El miércoles pasado, a las 18, hubo un encuentro de la mesa casista en el primer piso de la Casa de Gobierno para hablar de política, especialmente el camino a trazar rumbo a las elecciones provinciales que pueden coincidir con las nacionales.

Los partícipes llegaron con la idea de exponer criterios para el armado de la fórmula a gobernador y vice del Partido Justicialista. Sólo quedó en idea, ya que la sensación que se llevaron todos es que Casas digitará los nombres.

El titular del Poder Ejecutivo está enojado con su vicegobernador Néstor Bosetti que usó la adquisición de una avioneta -una herencia del gobierno- para desprestigiarlo en tiempos duros para la economía de los hogares argentinos. Ni hablar de la campaña por el aumento de la energía eléctrica, que lo define la Nación.

El enojo se extiende a la dirigencia peronista -afín a su gobierno- debido que las fotos no se condicen con los comentarios posteriores. No fue del agrado de Casas que el diputado provincial Ricardo Quintela lo haya colocado como candidato a diputado nacional y que además se autoproclame como candidato a gobernador.

El peronismo además presionó para expulsarlo a Gastón Mercado Luna de la Secretaría General de la Gobernación, post fallo de la Corte Suprema. Sin embargo, el radical son los ojos del mandatario provincial cuando no está en la Casa de las Tejas.

Por ello, tomó una decisión salomónica: copiar lo hecho por Maza y Beder Herrera en momentos críticos de definiciones políticas. Lo sentó a su lado al ministro de Hacienda, Jorge Quintero, para dejar en claro que el poder lo tendrá él hasta cuando deje el despacho gubernamental.

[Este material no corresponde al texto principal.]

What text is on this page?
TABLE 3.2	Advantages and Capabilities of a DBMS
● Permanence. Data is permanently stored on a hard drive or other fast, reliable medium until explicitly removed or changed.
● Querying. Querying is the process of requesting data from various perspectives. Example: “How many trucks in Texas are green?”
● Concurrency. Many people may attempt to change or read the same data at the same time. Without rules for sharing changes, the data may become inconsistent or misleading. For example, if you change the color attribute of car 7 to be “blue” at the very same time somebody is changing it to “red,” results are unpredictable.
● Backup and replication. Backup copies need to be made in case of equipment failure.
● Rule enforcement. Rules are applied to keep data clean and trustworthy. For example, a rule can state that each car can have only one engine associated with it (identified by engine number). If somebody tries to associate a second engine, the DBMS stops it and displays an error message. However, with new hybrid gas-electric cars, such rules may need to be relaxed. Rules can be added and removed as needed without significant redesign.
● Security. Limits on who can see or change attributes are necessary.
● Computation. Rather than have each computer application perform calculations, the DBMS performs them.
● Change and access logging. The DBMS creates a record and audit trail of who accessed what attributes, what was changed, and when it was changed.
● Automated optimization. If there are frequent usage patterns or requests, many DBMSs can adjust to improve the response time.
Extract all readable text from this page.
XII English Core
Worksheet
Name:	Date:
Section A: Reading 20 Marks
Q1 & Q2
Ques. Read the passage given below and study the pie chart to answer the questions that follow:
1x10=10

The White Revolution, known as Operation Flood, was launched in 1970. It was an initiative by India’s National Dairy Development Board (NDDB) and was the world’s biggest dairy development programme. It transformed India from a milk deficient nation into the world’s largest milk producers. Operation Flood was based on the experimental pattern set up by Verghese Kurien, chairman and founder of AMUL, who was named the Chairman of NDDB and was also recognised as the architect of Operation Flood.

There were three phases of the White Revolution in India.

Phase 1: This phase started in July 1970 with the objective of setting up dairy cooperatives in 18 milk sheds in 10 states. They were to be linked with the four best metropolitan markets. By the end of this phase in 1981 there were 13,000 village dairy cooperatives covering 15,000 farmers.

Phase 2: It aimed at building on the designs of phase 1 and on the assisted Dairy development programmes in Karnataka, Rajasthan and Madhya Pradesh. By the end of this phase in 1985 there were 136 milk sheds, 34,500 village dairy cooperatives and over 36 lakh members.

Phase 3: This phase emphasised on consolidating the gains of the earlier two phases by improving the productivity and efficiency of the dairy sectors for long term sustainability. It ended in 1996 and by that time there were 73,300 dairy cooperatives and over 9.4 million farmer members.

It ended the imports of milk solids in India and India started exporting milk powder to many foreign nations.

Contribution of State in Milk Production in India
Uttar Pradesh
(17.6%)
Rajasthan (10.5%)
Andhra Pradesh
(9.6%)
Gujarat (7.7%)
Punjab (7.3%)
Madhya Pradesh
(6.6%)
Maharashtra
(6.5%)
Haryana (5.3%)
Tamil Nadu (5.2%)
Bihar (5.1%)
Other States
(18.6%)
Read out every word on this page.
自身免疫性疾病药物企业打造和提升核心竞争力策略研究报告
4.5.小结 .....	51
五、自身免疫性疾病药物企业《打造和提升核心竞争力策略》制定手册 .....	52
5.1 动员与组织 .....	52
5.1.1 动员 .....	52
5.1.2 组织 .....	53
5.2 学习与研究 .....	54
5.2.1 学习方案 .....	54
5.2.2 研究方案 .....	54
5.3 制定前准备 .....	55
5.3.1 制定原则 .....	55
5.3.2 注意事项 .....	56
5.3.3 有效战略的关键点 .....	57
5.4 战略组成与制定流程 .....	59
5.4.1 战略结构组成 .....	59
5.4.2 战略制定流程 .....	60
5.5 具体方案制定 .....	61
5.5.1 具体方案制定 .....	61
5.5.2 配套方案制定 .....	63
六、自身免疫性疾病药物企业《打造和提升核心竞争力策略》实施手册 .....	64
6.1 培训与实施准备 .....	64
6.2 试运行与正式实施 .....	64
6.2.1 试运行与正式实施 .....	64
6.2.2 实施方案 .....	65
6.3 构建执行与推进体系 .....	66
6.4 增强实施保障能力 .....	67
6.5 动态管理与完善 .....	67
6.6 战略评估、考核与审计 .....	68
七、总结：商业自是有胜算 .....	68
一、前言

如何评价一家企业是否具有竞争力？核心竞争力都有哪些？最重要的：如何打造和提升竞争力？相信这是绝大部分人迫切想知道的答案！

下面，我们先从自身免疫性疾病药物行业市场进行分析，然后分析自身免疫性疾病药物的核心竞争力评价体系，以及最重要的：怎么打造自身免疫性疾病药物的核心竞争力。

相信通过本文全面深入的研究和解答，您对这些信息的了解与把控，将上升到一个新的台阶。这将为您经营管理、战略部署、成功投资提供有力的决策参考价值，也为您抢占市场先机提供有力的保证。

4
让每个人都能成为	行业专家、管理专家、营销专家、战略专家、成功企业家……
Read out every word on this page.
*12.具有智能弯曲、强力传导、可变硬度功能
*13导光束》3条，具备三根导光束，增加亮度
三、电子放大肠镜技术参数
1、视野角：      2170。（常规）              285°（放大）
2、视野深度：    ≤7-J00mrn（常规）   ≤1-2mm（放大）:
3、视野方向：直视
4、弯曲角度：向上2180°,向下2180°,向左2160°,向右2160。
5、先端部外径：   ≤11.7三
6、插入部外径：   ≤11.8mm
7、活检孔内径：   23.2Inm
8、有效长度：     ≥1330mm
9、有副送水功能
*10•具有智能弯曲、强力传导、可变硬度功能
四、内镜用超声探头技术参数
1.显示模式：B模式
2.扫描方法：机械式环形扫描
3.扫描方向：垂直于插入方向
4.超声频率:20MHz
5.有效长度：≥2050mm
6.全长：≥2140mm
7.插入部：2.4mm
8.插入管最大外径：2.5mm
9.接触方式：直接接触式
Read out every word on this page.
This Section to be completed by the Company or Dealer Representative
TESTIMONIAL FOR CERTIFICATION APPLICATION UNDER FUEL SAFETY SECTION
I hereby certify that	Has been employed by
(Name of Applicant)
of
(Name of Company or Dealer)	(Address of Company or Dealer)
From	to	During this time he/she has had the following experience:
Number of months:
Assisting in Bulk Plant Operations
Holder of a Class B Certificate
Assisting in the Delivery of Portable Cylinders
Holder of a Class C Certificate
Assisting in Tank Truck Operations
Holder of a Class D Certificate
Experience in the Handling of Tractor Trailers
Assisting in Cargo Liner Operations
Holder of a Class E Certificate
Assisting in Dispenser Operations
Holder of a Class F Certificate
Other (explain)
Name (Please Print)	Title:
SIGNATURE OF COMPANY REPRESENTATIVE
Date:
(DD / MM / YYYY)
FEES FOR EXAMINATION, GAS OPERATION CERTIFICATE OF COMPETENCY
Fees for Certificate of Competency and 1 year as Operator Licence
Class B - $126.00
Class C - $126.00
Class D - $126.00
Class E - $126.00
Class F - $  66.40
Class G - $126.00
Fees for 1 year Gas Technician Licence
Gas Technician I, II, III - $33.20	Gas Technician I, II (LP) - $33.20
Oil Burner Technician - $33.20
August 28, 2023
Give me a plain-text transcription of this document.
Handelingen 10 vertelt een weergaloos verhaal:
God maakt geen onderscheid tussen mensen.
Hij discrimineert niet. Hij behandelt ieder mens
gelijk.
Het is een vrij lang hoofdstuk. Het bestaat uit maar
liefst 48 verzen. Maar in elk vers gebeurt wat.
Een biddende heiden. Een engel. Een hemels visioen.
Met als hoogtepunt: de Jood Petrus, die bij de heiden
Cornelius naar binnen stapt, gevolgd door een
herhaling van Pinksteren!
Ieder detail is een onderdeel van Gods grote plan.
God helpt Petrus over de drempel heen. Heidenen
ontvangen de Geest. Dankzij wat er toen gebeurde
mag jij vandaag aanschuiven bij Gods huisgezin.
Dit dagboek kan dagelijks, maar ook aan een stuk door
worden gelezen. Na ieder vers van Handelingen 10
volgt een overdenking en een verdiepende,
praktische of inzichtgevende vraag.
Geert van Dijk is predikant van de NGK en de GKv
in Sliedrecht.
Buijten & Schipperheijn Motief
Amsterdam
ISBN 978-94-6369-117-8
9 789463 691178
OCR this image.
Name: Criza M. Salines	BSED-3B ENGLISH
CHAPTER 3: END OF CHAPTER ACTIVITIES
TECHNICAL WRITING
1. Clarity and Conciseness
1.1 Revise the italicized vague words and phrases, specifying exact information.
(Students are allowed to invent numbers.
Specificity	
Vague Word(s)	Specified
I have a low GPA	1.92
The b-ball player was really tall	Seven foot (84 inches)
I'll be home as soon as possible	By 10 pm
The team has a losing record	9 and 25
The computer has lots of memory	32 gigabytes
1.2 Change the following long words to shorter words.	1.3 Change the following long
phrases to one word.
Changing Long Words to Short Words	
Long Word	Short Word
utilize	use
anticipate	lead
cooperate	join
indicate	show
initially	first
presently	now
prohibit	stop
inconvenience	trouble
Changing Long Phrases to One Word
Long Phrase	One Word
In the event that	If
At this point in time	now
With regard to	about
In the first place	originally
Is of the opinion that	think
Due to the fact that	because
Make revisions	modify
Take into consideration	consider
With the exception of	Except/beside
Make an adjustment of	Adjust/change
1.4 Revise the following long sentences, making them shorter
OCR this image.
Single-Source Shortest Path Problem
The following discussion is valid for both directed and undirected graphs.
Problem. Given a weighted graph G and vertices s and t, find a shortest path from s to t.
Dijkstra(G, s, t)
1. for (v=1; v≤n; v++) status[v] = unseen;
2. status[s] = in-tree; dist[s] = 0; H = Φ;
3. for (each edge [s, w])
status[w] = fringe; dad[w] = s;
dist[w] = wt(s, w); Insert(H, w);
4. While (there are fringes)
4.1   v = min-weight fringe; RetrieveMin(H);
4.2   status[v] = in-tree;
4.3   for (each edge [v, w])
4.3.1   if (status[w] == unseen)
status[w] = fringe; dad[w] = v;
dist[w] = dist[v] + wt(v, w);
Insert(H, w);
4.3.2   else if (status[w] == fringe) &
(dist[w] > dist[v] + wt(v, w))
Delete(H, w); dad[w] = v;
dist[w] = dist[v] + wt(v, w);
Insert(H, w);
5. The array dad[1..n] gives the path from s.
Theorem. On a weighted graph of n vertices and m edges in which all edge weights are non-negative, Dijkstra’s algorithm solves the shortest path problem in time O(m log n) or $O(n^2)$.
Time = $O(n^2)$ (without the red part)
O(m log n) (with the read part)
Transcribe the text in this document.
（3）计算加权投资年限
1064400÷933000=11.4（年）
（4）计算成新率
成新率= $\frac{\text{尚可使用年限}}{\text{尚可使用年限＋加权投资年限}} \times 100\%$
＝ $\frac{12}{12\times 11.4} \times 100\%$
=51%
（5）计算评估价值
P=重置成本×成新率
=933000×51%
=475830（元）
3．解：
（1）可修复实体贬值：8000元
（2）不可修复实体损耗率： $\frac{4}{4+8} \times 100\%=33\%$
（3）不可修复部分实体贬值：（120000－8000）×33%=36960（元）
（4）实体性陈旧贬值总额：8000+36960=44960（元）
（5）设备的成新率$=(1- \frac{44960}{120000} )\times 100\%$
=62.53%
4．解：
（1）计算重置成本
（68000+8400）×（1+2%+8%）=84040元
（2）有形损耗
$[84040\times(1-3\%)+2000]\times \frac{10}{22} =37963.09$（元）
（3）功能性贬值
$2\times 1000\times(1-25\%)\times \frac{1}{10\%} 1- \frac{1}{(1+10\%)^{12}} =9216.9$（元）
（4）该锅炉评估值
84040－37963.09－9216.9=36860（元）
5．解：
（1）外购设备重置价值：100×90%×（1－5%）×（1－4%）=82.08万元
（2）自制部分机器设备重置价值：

A Casas no le disgusta que la fórmula del peronismo sea integrada por mujeres. Por ello, el justicialismo habla de las intendentas Florencia López (Arauco) y Silvia Gaitán (Chilecito), como así también le da lugar a la diputada Teresita Madera, entre otras.

El gobernador contrató una encuestadora porteña que trabaja desde hace dos meses y en la última reunión con los especialistas no dejó que nadie ingresara a su despacho.

En tiempos que la política es una mala palabra, el consejo fue: buscar gente sin pasado complicado y que la imagen sea uno de los pilares, aunque Casas es clave en la partida electoral. Allí el gobierno se debe mostrarse activo con políticas claras y concretas.

Para el gobernador extender las elecciones hacia octubre le sirve, ya que también va de la mano con su poder. Ese mismo mes tendrá al presidente Mauricio Macri más golpeado, ya que ninguna variable habla de un cambio sustancial.